The rising sea forces more people to move from the low-lying coastal areas of many countries and many small island countries. A World Bank study in 2019 had estimated that sea levels rising of one meter would directly displace 56 million people, and five meters would affect 245 million people in 84 developing countries.

The increasing threat of climate-induced forced migration needs to 

be taken seriously by the international community. Numerous 

countries and organisations have already realised that only a 

coordinated action can motivate and implement a practical approach 

to address climate refugees’ inevitable and growing challenges

Sea is also warming much more than it used to be before, leading to an increased number of tropical storms and severe coastal flooding. Climate change also alters the usual rainfall pattern, which leads to increased flooding, drought, and soil erosion in tropical and arid regions of the world.

More than 7000 natural disasters have been recorded in the last two decades, killing 1.23 million people. Extreme weather events are also occurring more often. In 2019 alone, there were 820 natural disasters, which was three times more than what it was 30 years ago.

Globally 24.9 million people were newly displaced by natural disasters in 2019 alone across 140 countries and territories. This size of displacement was the highest figure recorded since 2012. The number of people displaced by natural disasters is three times higher than the number of people leaving their homes due to violent conflicts.

There are many estimates regarding the size of the climate-induced population migration the world will witness in the future. For the last 2-3 decades, several forecasts have been made. Still, there are no reliable estimates of climate change forced migration as the future estimates vary from 25 million to 1 billion by 2050; however, the most commonly given estimate is 200 million.

There is indeed a lack of agreement over the number of climate migrations in the future. Moreover, there is no clarity of how many from them will move beyond their national borders. But, there is no doubt that climate change is already displacing many people and forcing them to move to other countries and regions in search of survival.

Large-scale population migration

The increasing threat of climate-induced migration needs to be taken more seriously by international and regional organisations. The multilateral efforts only can motivate, coordinate, and implement a practical approach to address the unavoidable and ever-increasing climate forced large-scale population migration.

This fast-emerging crisis demands an urgent relook at the conceptual fiat of the term ‘refugee’ and engaging in a sincere and coordinated effort to make the necessary adjustment to include climate forced migration.

There is an ongoing collective global effort to address the burden-sharing of refugees. On December 17, 2018, the UN General Assembly affirmed the Global Compact on Refugees, which provides an outline for international organisations and other key stakeholders to support host countries and communities, help refugees lead productive lives, and work for safe and dignified return of the refugees.

The Global Compact is a significant milestone in getting a broad global consensus on collective action on forced-migration-related challenges.

Climate change-induced forced migration is not included in the definition of a refugee as established under international law, which are the most widely used instruments providing the basis for granting asylum to persons in need of protection.
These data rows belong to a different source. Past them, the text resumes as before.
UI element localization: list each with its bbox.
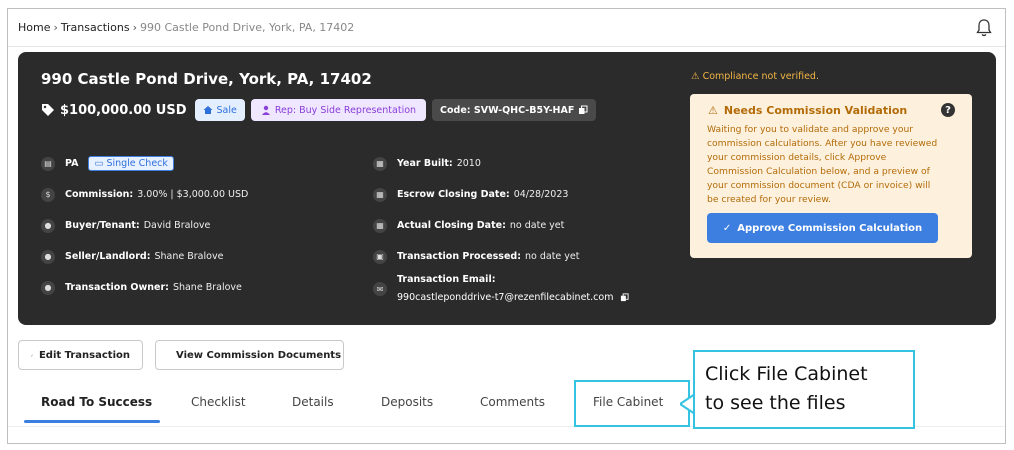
breadcrumb-current: 990 Castle Pond Drive, York, PA, 17402: [139, 21, 355, 34]
owner-row: ● Transaction Owner: Shane Bralove: [41, 272, 248, 303]
app-frame: Home › Transactions › 990 Castle Pond Drive,…: [7, 8, 1006, 444]
processed-label: Transaction Processed:: [397, 251, 521, 262]
transaction-code: Code: SVW-QHC-B5Y-HAF: [440, 104, 575, 116]
seller-value: Shane Bralove: [154, 251, 224, 262]
tab-deposits[interactable]: Deposits: [381, 395, 433, 409]
actual-closing-row: ▦ Actual Closing Date: no date yet: [373, 210, 629, 241]
person-icon: ●: [41, 218, 55, 233]
processed-icon: ▣: [373, 249, 387, 264]
state-value: PA: [65, 158, 79, 169]
edit-transaction-label: Edit Transaction: [38, 349, 130, 361]
calendar-check-icon: ▦: [373, 218, 387, 233]
compliance-text: Compliance not verified.: [702, 71, 819, 82]
transaction-code-badge[interactable]: Code: SVW-QHC-B5Y-HAF: [432, 99, 597, 121]
sale-badge: Sale: [194, 99, 245, 121]
year-built-label: Year Built:: [397, 158, 453, 169]
commission-value: 3.00% | $3,000.00 USD: [137, 189, 249, 200]
file-cabinet-highlight: [574, 380, 690, 427]
commission-validation-panel: ⚠ Needs Commission Validation ? Waiting …: [690, 94, 972, 258]
approve-commission-button[interactable]: ✓ Approve Commission Calculation: [707, 213, 938, 243]
envelope-icon: ✉: [373, 282, 387, 296]
seller-label: Seller/Landlord:: [65, 251, 151, 262]
active-tab-indicator: [24, 420, 160, 423]
tab-road-to-success[interactable]: Road To Success: [41, 395, 152, 409]
commission-row: $ Commission: 3.00% | $3,000.00 USD: [41, 179, 248, 210]
warning-icon: ⚠: [708, 104, 718, 117]
person-icon: ●: [41, 280, 55, 295]
checkmark-icon: ✓: [722, 222, 732, 234]
details-left-column: ▤ PA ▭ Single Check $ Commission: 3.00% |…: [41, 148, 248, 303]
seller-row: ● Seller/Landlord: Shane Bralove: [41, 241, 248, 272]
escrow-closing-value: 04/28/2023: [513, 189, 569, 200]
calendar-clock-icon: ▦: [373, 187, 387, 202]
building-icon: ▤: [41, 156, 55, 171]
representation-badge: Rep: Buy Side Representation: [250, 99, 427, 121]
calendar-icon: ▦: [373, 156, 387, 171]
processed-value: no date yet: [525, 251, 580, 262]
escrow-closing-label: Escrow Closing Date:: [397, 189, 510, 200]
processed-row: ▣ Transaction Processed: no date yet: [373, 241, 629, 272]
actual-closing-label: Actual Closing Date:: [397, 220, 506, 231]
details-middle-column: ▦ Year Built: 2010 ▦ Escrow Closing Date…: [373, 148, 630, 303]
breadcrumb-home[interactable]: Home: [18, 21, 50, 34]
id-card-icon: ▭: [94, 158, 104, 169]
copy-icon[interactable]: [578, 105, 588, 115]
transaction-summary-card: 990 Castle Pond Drive, York, PA, 17402 $…: [18, 52, 996, 325]
instruction-callout: Click File Cabinet to see the files: [693, 350, 915, 429]
callout-line-1: Click File Cabinet: [705, 363, 868, 385]
breadcrumb-separator: ›: [132, 21, 137, 34]
pencil-icon: [31, 354, 33, 356]
single-check-badge: ▭ Single Check: [88, 156, 174, 171]
dollar-icon: $: [41, 187, 55, 202]
state-row: ▤ PA ▭ Single Check: [41, 148, 248, 179]
validation-description: Waiting for you to validate and approve …: [707, 124, 938, 205]
tab-checklist[interactable]: Checklist: [191, 395, 246, 409]
top-bar: Home › Transactions › 990 Castle Pond Drive,…: [8, 9, 1005, 47]
commission-label: Commission:: [65, 189, 134, 200]
person-icon: [261, 105, 270, 115]
view-commission-documents-button[interactable]: View Commission Documents: [155, 340, 344, 370]
representation-badge-label: Rep: Buy Side Representation: [274, 104, 417, 116]
transaction-email-row: ✉ Transaction Email: 990castleponddrive-…: [373, 274, 630, 303]
escrow-closing-row: ▦ Escrow Closing Date: 04/28/2023: [373, 179, 629, 210]
transaction-email-block: Transaction Email: 990castleponddrive-t7…: [397, 274, 630, 303]
buyer-value: David Bralove: [143, 220, 211, 231]
transaction-email-value[interactable]: 990castleponddrive-t7@rezenfilecabinet.c…: [397, 292, 613, 303]
edit-transaction-button[interactable]: Edit Transaction: [18, 340, 143, 370]
bell-icon[interactable]: [975, 18, 993, 38]
validation-title: ⚠ Needs Commission Validation: [708, 104, 907, 117]
property-address: 990 Castle Pond Drive, York, PA, 17402: [41, 70, 372, 88]
owner-label: Transaction Owner:: [65, 282, 169, 293]
validation-title-text: Needs Commission Validation: [723, 104, 908, 117]
warning-icon: ⚠: [691, 71, 700, 82]
tag-icon: [42, 104, 54, 116]
transaction-email-label: Transaction Email:: [397, 274, 496, 285]
breadcrumb-separator: ›: [53, 21, 58, 34]
compliance-warning: ⚠ Compliance not verified.: [691, 71, 819, 82]
breadcrumb: Home › Transactions › 990 Castle Pond Drive,…: [18, 21, 354, 34]
view-commission-documents-label: View Commission Documents: [176, 349, 342, 361]
buyer-row: ● Buyer/Tenant: David Bralove: [41, 210, 248, 241]
help-icon[interactable]: ?: [941, 103, 955, 117]
year-built-row: ▦ Year Built: 2010: [373, 148, 629, 179]
copy-icon[interactable]: [620, 293, 630, 302]
single-check-label: Single Check: [106, 158, 168, 169]
sale-badge-label: Sale: [216, 104, 237, 116]
owner-value: Shane Bralove: [172, 282, 242, 293]
breadcrumb-transactions[interactable]: Transactions: [61, 21, 130, 34]
callout-line-2: to see the files: [705, 392, 846, 414]
tab-details[interactable]: Details: [292, 395, 334, 409]
tab-comments[interactable]: Comments: [480, 395, 545, 409]
price: $100,000.00 USD: [41, 103, 187, 118]
year-built-value: 2010: [456, 158, 481, 169]
actual-closing-value: no date yet: [509, 220, 565, 231]
price-row: $100,000.00 USD Sale Rep: Buy Side Repre…: [41, 98, 597, 122]
person-icon: ●: [41, 249, 55, 264]
approve-commission-label: Approve Commission Calculation: [737, 222, 923, 234]
home-icon: [203, 106, 213, 114]
price-value: $100,000.00 USD: [60, 102, 187, 118]
buyer-label: Buyer/Tenant:: [65, 220, 140, 231]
International refugee agencies in the past have not been able to save the lives of many environmentally displaced people in the South due to the absence of their mandate.
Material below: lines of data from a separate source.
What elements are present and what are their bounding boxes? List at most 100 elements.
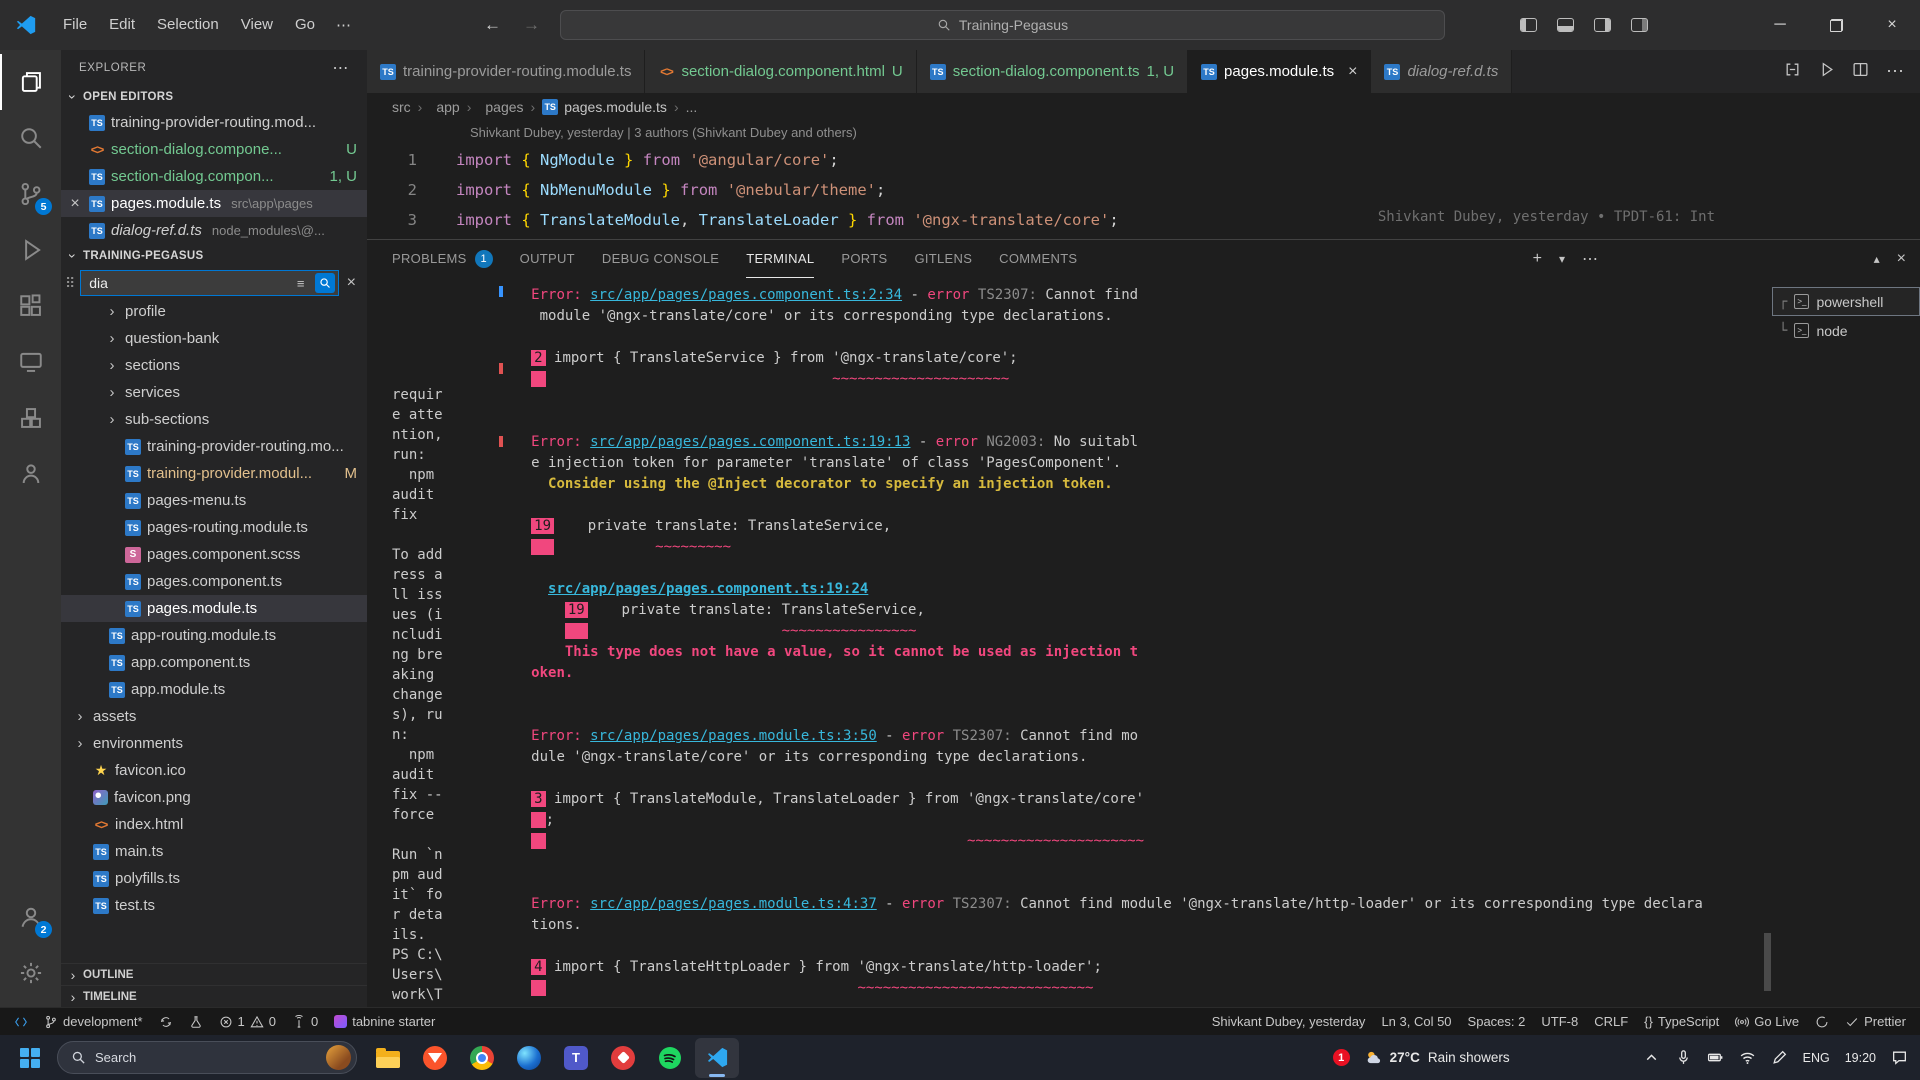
history-back-icon[interactable]: ← <box>484 0 501 50</box>
extensions-icon[interactable] <box>0 278 61 334</box>
tree-item[interactable]: TS pages-menu.ts <box>61 487 367 514</box>
problems[interactable]: 10 <box>211 1008 284 1035</box>
open-editor-item[interactable]: TS dialog-ref.d.ts node_modules\@... <box>61 217 367 244</box>
menu-overflow[interactable]: ⋯ <box>326 16 361 34</box>
code-editor[interactable]: Shivkant Dubey, yesterday | 3 authors (S… <box>367 121 1920 239</box>
open-editor-item[interactable]: TS training-provider-routing.mod... <box>61 109 367 136</box>
containers-icon[interactable] <box>0 390 61 446</box>
tree-item[interactable]: TS training-provider.modul... M <box>61 460 367 487</box>
notifications-icon[interactable] <box>1891 1049 1908 1066</box>
tree-item[interactable]: TS app.module.ts <box>61 676 367 703</box>
editor-tab[interactable]: TS dialog-ref.d.ts <box>1371 50 1513 93</box>
editor-tab[interactable]: TS pages.module.ts × <box>1188 50 1372 93</box>
eol[interactable]: CRLF <box>1586 1008 1636 1035</box>
panel-tab-gitlens[interactable]: GITLENS <box>914 240 972 278</box>
pen-icon[interactable] <box>1771 1049 1788 1066</box>
test-beaker[interactable] <box>181 1008 211 1035</box>
hidden-icons-chevron-icon[interactable] <box>1643 1049 1660 1066</box>
open-editor-item[interactable]: <> section-dialog.compone... U <box>61 136 367 163</box>
vscode-icon[interactable] <box>695 1037 739 1078</box>
notification-badge[interactable]: 1 <box>1332 1049 1350 1066</box>
terminal-pane-node[interactable]: Error: src/app/pages/pages.component.ts:… <box>531 285 1762 1007</box>
weather-widget[interactable]: 27°C Rain showers <box>1365 1049 1510 1066</box>
run-debug-icon[interactable] <box>0 222 61 278</box>
editor-tab[interactable]: TS training-provider-routing.module.ts <box>367 50 646 93</box>
microphone-icon[interactable] <box>1675 1049 1692 1066</box>
teams-icon[interactable]: T <box>554 1038 598 1078</box>
maximize-panel-icon[interactable]: ▴ <box>1874 252 1880 266</box>
open-editor-item[interactable]: × TS pages.module.ts src\app\pages <box>61 190 367 217</box>
tree-filter-input[interactable]: dia ≡ <box>80 270 339 296</box>
chrome-beta-icon[interactable] <box>507 1038 551 1078</box>
views-more-actions-icon[interactable]: ⋯ <box>332 58 349 78</box>
spotify-icon[interactable] <box>648 1038 692 1078</box>
chrome-icon[interactable] <box>460 1038 504 1078</box>
tree-item[interactable]: favicon.png <box>61 784 367 811</box>
tree-item[interactable]: <> index.html <box>61 811 367 838</box>
loading[interactable] <box>1807 1008 1837 1035</box>
tree-item[interactable]: › assets <box>61 703 367 730</box>
open-editor-item[interactable]: TS section-dialog.compon... 1, U <box>61 163 367 190</box>
breadcrumb-item[interactable]: pages <box>485 99 523 115</box>
brave-icon[interactable] <box>413 1038 457 1078</box>
settings-icon[interactable] <box>0 945 61 1001</box>
terminal-tab-node[interactable]: └ >_ node <box>1772 316 1920 345</box>
panel-tab-problems[interactable]: PROBLEMS 1 <box>392 240 493 278</box>
language-indicator[interactable]: ENG <box>1803 1051 1830 1065</box>
breadcrumb-item[interactable]: app <box>436 99 459 115</box>
fuzzy-match-icon[interactable] <box>314 273 335 293</box>
tree-item[interactable]: TS app.component.ts <box>61 649 367 676</box>
breadcrumb-item[interactable]: src <box>392 99 411 115</box>
wifi-icon[interactable] <box>1739 1049 1756 1066</box>
app-red-icon[interactable] <box>601 1038 645 1078</box>
start-button-icon[interactable] <box>20 1047 40 1068</box>
panel-tab-comments[interactable]: COMMENTS <box>999 240 1077 278</box>
go-live[interactable]: Go Live <box>1727 1008 1807 1035</box>
source-control-icon[interactable]: 5 <box>0 166 61 222</box>
command-center[interactable]: Training-Pegasus <box>560 10 1445 40</box>
terminal-dropdown-icon[interactable]: ▾ <box>1559 252 1565 266</box>
customize-layout-icon[interactable] <box>1631 18 1648 32</box>
tree-item[interactable]: › sections <box>61 352 367 379</box>
file-explorer-icon[interactable] <box>366 1038 410 1078</box>
close-panel-icon[interactable]: × <box>1897 250 1906 268</box>
close-editor-icon[interactable]: × <box>67 195 83 213</box>
cursor-position[interactable]: Ln 3, Col 50 <box>1373 1008 1459 1035</box>
gitlens-blame[interactable]: Shivkant Dubey, yesterday <box>1204 1008 1374 1035</box>
breadcrumb-file[interactable]: TS pages.module.ts <box>542 99 667 115</box>
editor-tab[interactable]: <> section-dialog.component.html U <box>645 50 917 93</box>
more-actions-icon[interactable]: ⋯ <box>1886 61 1904 82</box>
outline-section[interactable]: › OUTLINE <box>61 963 367 985</box>
search-highlight-icon[interactable] <box>326 1045 351 1070</box>
run-file-icon[interactable] <box>1818 61 1835 83</box>
terminal-kebab-icon[interactable]: ⋯ <box>1582 249 1598 269</box>
editor-tab[interactable]: TS section-dialog.component.ts 1, U <box>916 50 1189 93</box>
split-editor-icon[interactable] <box>1852 61 1869 83</box>
prettier[interactable]: Prettier <box>1837 1008 1914 1035</box>
tree-item[interactable]: ★ favicon.ico <box>61 757 367 784</box>
codelens[interactable]: Shivkant Dubey, yesterday | 3 authors (S… <box>367 121 1920 145</box>
tree-item[interactable]: TS test.ts <box>61 892 367 919</box>
restore-icon[interactable] <box>1808 0 1864 50</box>
live-share-icon[interactable] <box>0 446 61 502</box>
terminal-view[interactable]: requir e atte ntion, run: npm audit fix To ad… <box>367 278 1920 1007</box>
radio-tower[interactable]: 0 <box>284 1008 326 1035</box>
explorer-icon[interactable] <box>0 54 61 110</box>
close-filter-icon[interactable]: × <box>344 274 359 292</box>
tree-item[interactable]: › profile <box>61 298 367 325</box>
menu-file[interactable]: File <box>52 0 98 50</box>
tree-item[interactable]: › question-bank <box>61 325 367 352</box>
remote-indicator[interactable] <box>6 1008 36 1035</box>
open-editors-header[interactable]: › OPEN EDITORS <box>61 85 367 109</box>
close-icon[interactable]: × <box>1864 0 1920 50</box>
toggle-primary-sidebar-icon[interactable] <box>1520 18 1537 32</box>
history-forward-icon[interactable]: → <box>523 0 540 50</box>
tree-item[interactable]: › environments <box>61 730 367 757</box>
menu-view[interactable]: View <box>230 0 284 50</box>
panel-tab-debug-console[interactable]: DEBUG CONSOLE <box>602 240 719 278</box>
battery-icon[interactable] <box>1707 1049 1724 1066</box>
terminal-scrollbar[interactable] <box>1762 285 1772 1007</box>
tree-item[interactable]: TS polyfills.ts <box>61 865 367 892</box>
sync-changes[interactable] <box>151 1008 181 1035</box>
breadcrumb[interactable]: src › app › pages › TS pages.module.ts ›... <box>367 93 1920 121</box>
In this context, the 2015 ruling of the Supreme Court of New Zealand is quite significant. Though the top court of New Zealand recognised the genuineness of a Kiribati man’s contention of being displaced from his homeland due to sea-level rise, it could not grant him the refugee status, reasoning that he wouldn’t face prosecution if he would return home.

The increasing threat of climate-induced forced migration needs to be taken seriously by the international community. 

Numerous countries and organisations have already realised that only a coordinated action can motivate and implement a practical approach to address climate refugees’ inevitable and growing challenges.

So, there is a need for the collective demand for the definitional fiat of ‘refugee’ to be expanded to address the increasing challenge of climate-forced population displacement within the Global Compact framework.

Ashok Swain is a Professor of Peace and Conflict Research at Uppsala University, Sweden.